Sugar is 50% fructose, 50% glucose. These two parts aren’t processed in the same way by the body, and they don’t result in the same outcomes in terms of our weight. Research has shown that if you increase people's calorie intake with fructose, you get visceral adiposity- that’s a big tummy- which is a strong and well-validated indicator of risk for chronic diseases including cancers, heart disease, and type 2 diabetes. This is why the Australian Government are trying to get you to Measure Up. (Just out of curiosity, I checked what the Measure Up site suggested I do about reducing abdominal fat- they suggest eating less. Thanks). You don’t get this dangerous fat when you increase the calorie intake with glucose instead of fructose. It’s not just about the calories.
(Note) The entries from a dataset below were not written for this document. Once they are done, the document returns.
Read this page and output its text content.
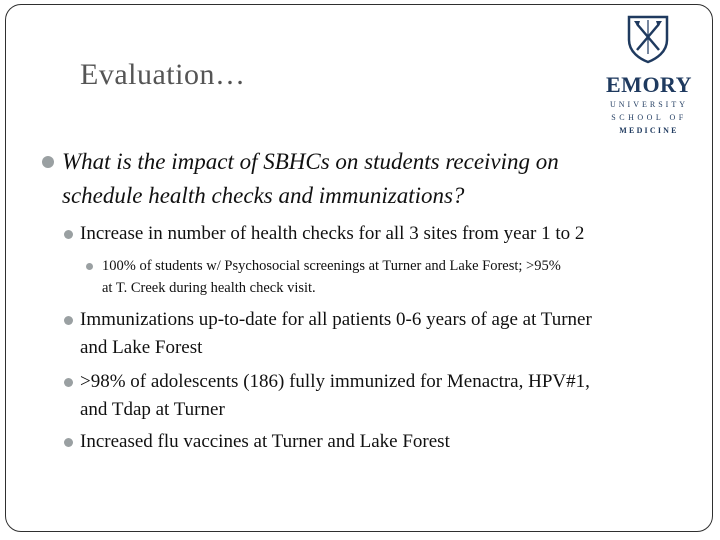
Evaluation…	EMORY
UNIVERSITY
SCHOOL OF
MEDICINE
What is the impact of SBHCs on students receiving on
schedule health checks and immunizations?
Increase in number of health checks for all 3 sites from year 1 to 2
100% of students w/ Psychosocial screenings at Turner and Lake Forest; >95%
at T. Creek during health check visit.
Immunizations up-to-date for all patients 0-6 years of age at Turner
and Lake Forest
>98% of adolescents (186) fully immunized for Menactra, HPV#1,
and Tdap at Turner
Increased flu vaccines at Turner and Lake Forest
Fructose is processed by the liver. The liver sends fat to the tum and triglycerides (fat again) into the blood (triglycerides are implicated in coronary artery disease- hurray, more to worry about!).  Let’s see what this does to rats. An Editorial in the American Journal of Clinical Nutrition summarises years of research nicely: 

experimental studies in animals have shown that fructose can induce most features of the metabolic syndrome, including insulin resistance, elevated triglycerides, abdominal obesity, elevated blood pressure, inflammation, oxidative stress, endothelial dysfunction, microvascular disease, hyperuricemia, glomerular hypertension and renal injury, and fatty liver. These effects are not seen in animals pair-fed glucose or starch, which suggests that the mechanism is not mediated by excessive caloric intake.
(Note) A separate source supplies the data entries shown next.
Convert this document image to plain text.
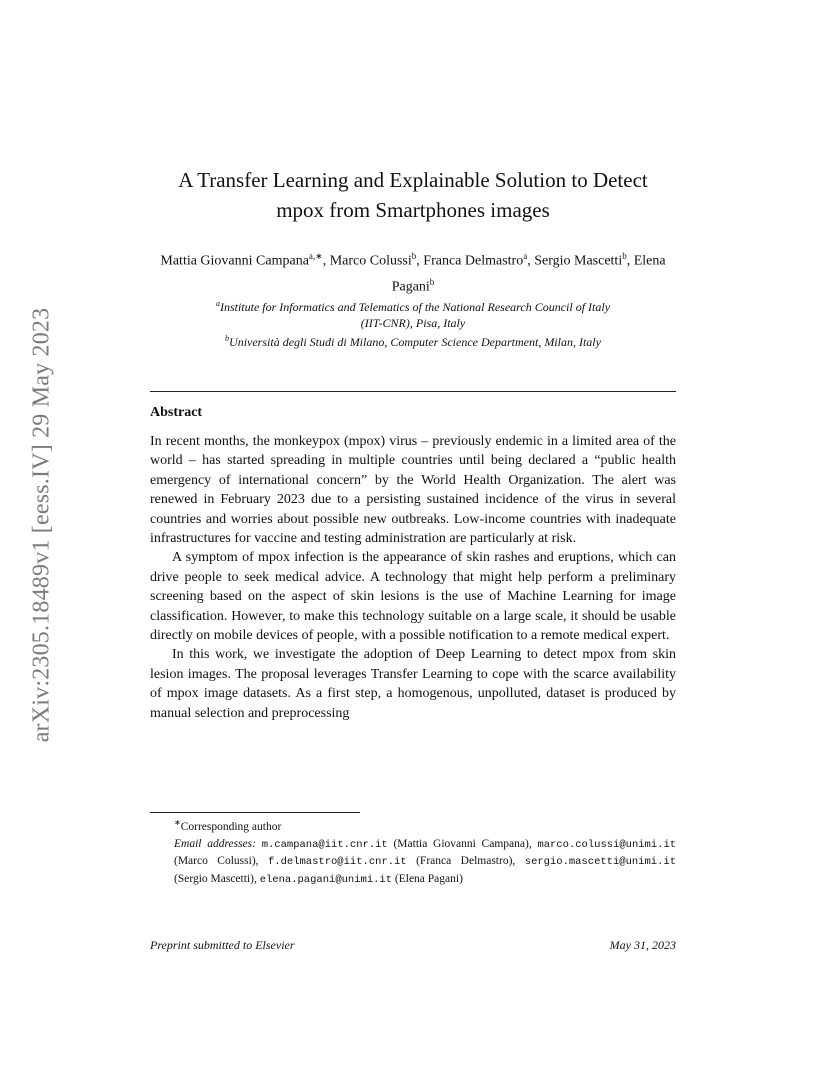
arXiv:2305.18489v1 [eess.IV] 29 May 2023
A Transfer Learning and Explainable Solution to Detect
mpox from Smartphones images
Mattia Giovanni Campana$^{a,∗}$, Marco Colussi$^b$, Franca Delmastro$^a$, Sergio Mascetti$^b$, Elena Pagani$^b$
$^a$Institute for Informatics and Telematics of the National Research Council of Italy
(IIT-CNR), Pisa, Italy
$^b$Università degli Studi di Milano, Computer Science Department, Milan, Italy
Abstract

In recent months, the monkeypox (mpox) virus – previously endemic in a limited area of the world – has started spreading in multiple countries until being declared a “public health emergency of international concern” by the World Health Organization. The alert was renewed in February 2023 due to a persisting sustained incidence of the virus in several countries and worries about possible new outbreaks. Low-income countries with inadequate infrastructures for vaccine and testing administration are particularly at risk.

A symptom of mpox infection is the appearance of skin rashes and eruptions, which can drive people to seek medical advice. A technology that might help perform a preliminary screening based on the aspect of skin lesions is the use of Machine Learning for image classification. However, to make this technology suitable on a large scale, it should be usable directly on mobile devices of people, with a possible notification to a remote medical expert.

In this work, we investigate the adoption of Deep Learning to detect mpox from skin lesion images. The proposal leverages Transfer Learning to cope with the scarce availability of mpox image datasets. As a first step, a homogenous, unpolluted, dataset is produced by manual selection and preprocessing

∗Corresponding author

Email addresses: m.campana@iit.cnr.it (Mattia Giovanni Campana), marco.colussi@unimi.it (Marco Colussi), f.delmastro@iit.cnr.it (Franca Delmastro), sergio.mascetti@unimi.it (Sergio Mascetti), elena.pagani@unimi.it (Elena Pagani)

Preprint submitted to Elsevier	May 31, 2023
Ouch. So, fructose makes rats not just fat, but really, really unhealthy. And this is not because it ‘adds’ calories. Yes, those calories (if not used) will be stored as fat whether the rat eats glucose, starch or fructose, but you don’t see the cascading, overwhelmingly bad outcomes, some of which directly impact on weight, for glucose or starch.
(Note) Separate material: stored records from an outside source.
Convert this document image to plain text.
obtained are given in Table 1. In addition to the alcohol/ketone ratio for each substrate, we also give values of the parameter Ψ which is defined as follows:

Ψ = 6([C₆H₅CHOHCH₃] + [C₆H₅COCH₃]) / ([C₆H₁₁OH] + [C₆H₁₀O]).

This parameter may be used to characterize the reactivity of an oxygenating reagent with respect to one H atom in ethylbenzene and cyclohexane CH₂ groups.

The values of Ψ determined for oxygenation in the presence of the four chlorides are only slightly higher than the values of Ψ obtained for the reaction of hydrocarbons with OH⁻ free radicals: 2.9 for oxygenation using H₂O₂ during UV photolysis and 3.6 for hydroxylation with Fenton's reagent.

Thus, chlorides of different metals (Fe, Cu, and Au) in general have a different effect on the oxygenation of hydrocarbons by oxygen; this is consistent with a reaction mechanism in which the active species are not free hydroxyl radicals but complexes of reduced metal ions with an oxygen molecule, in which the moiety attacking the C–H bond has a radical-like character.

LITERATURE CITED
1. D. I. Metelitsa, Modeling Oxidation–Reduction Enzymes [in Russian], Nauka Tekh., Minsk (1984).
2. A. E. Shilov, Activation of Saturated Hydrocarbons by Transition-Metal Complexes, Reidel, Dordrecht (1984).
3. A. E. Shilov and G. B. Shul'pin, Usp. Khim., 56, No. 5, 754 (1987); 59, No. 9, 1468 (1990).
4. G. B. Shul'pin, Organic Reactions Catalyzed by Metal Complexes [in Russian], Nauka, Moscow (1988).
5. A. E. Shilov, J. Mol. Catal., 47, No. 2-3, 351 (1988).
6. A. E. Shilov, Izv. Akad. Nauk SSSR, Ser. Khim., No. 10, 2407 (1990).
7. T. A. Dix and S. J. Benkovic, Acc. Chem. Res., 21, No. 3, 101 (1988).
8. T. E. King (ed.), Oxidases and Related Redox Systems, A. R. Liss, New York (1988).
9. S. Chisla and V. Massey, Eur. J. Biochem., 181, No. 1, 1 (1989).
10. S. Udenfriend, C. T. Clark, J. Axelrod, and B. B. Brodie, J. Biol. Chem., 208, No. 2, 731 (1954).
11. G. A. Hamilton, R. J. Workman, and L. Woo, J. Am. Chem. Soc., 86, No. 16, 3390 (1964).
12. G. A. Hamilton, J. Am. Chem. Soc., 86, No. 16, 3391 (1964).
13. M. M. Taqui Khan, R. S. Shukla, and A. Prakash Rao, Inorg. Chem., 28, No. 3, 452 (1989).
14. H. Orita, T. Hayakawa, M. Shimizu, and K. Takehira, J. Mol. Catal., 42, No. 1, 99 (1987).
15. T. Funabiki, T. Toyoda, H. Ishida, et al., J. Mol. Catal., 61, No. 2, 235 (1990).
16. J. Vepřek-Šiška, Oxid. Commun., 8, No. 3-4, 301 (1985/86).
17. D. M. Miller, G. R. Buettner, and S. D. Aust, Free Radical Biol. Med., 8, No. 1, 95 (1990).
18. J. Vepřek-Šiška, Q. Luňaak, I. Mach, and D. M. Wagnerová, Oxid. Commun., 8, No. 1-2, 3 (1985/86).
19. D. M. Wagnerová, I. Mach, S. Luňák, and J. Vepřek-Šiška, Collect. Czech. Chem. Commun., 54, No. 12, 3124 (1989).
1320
There is a growing body (ha ha) of research to suggest that fructose leads to these outcomes in humans as well as rats, including the study I mention above. It is messy, though. Some researchers flat out deny that there is evidence for a link between fructose and the types of symptoms (including weight gain) that are evident in rats. Others say things like “there is compelling evidence that very high fructose intake can have deleterious metabolic effects in humans as in rodents”  (emphasis added). Finally, there are people like Dr Robert Lustig who used to work for the American Heart Foundation (including co-authoring their sugar guidelines) and who now unequivocally believes that sugar is the main culprit behind overweight and other problems. This is a good summary of what he thinks.

They can’t all be right. We obviously have more to learn. David Gillespie (in the Sweet Poison Quit Plan) says that there are over 3000 studies which confirm that sugar makes you fat (I haven’t counted them myself but I’ll take his word). Some of these are on rats or other non-human subjects, but there are many on humans as well.

This isn’t the end of the story about sugar and weight by any means, but I’ll leave it here for now. I’ll put my hand up and say that I believe that sugar is more- maybe way more- than an empty calorie. I don’t pretend to know exactly what it does, but 8 days in, I feel fantastic and very positive about having cut it out of my life. I've lost over a kilo already. 

So, if sugar is an empty calorie, then my body won’t miss it: I never needed the Party Mix (I just thought I did). And, if it’s more sinister than that, then I’m much better off without it.